Il cenote è buio, con pesci chiaramente depressi e un odore di umido che ti penetra nel naso: non è la discarica, ma non è nemmeno tutto questo passo avanti. Venti minuti lì dentro e sono già diretto al cenote accanto, aspettando qualcosa di meglio e trovando di peggio: il luogo è ancora più buio e più umido, con l’acqua salmastra piena di pipistrelli, per chi volesse ammalarsi senza passare per intermediari. Sembrano le terme del conte Dracula, con un fascino a dir poco sinistro. Rientro a Valladolid per una birra e finisco a La Joyita, un bar di paese con un mini-concerto mariachi sulla porta in cui, tra le risate dei presenti, vengono storpiati brani celebri con oscenità varie.


© R. Scarcella

Snorkeling da fiera

Il giorno dopo arrivo a Tulum convinto di rimanere abbagliato dal Gran Cenote, meta imperdibile, a quanto pare, e di un blu accecante stando ai depliant e agli Instagram altrui.
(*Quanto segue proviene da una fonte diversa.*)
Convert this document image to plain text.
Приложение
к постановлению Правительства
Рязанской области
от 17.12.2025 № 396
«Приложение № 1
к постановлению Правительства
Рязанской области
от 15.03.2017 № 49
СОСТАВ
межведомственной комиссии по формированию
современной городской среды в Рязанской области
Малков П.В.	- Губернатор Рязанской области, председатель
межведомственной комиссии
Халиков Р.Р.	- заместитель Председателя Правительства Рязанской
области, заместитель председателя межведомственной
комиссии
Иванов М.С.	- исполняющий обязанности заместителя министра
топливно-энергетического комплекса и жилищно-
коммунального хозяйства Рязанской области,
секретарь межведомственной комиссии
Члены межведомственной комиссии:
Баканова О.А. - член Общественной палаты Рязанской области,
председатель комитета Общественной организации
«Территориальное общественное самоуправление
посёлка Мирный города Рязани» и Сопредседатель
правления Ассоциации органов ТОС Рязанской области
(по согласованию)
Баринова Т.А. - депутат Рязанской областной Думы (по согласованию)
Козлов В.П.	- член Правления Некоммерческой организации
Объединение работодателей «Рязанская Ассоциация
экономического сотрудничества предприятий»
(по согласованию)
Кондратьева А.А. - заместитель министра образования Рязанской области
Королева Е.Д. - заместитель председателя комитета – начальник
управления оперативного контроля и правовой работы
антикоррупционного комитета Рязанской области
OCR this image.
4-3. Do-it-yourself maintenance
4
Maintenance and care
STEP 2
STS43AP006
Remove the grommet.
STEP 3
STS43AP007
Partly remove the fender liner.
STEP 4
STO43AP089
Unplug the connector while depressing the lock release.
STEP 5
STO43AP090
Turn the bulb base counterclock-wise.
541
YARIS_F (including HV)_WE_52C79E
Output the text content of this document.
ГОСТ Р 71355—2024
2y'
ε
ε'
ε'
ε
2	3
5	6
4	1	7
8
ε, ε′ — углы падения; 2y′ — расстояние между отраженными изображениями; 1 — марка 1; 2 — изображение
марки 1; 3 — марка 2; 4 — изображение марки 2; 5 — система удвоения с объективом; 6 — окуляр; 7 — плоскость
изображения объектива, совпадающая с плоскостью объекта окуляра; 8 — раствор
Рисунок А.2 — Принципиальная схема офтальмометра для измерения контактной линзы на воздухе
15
Anche lì arrivo in bicicletta, una bicicletta vera, e scopro che l’ingresso costa 25 dollari, una cifra abnorme per il Messico, cinque volte più delle rovine di Palenque, quanto le maestose piramidi di Chichén Itzá. Prima della pandemia costava un terzo. Entro e il gran cenote non è né così grande né così blu. A un certo punto mi convinco di essere stato fregato, magari da un cartello messo lì per ingannare e deviare in questa conca i più distratti prima che arrivino al vero Gran Cenote. Invece è proprio lui. Mi preparo per fare snorkeling, ma i pesci sono pochi e per nulla colorati, le strombazzate tartarughe con cui “puoi nuotare” sembrano appena più cresciute di quelle che ti mettono nei sacchetti delle fiere, e boh, sarò io che non capisco. Anche qui rimango molto meno del previsto. A onor del vero, per chi fa immersioni pare siano dei paradisi incantati. Ma il punto di domanda resta. Faccio anche due foto dall’alto per fingere che tutto sia stato bello come su Instagram. Funziona.


© R. Scarcella

Nuotare in un frappè

Decido infine di andare a fare snorkeling in mare, ma non va molto meglio: ammassi di alghe fastidiose, i “sargasos”, intorbidiscono l’acqua. Fare snorkeling qui è come provare a vedere qualcosa stando dentro un gigante frappè alla vaniglia. Incrocio alla fine un barracuda che pare sorpreso quanto me di vedere finalmente qualcuno. A Puerto Morelos riprovo, ma è di nuovo tutto lattiginoso. Quando il mare si apre un po’ – come un cielo azzurro che compare quando il vento sposta d’improvviso le nuvole – incrocio finalmente un paio di tartarughe giganti e perfino quello che sembra un campionario di razze su misura, tutte di taglie diverse. È ora di asciugarsi, prendere l’aereo e andare al nord.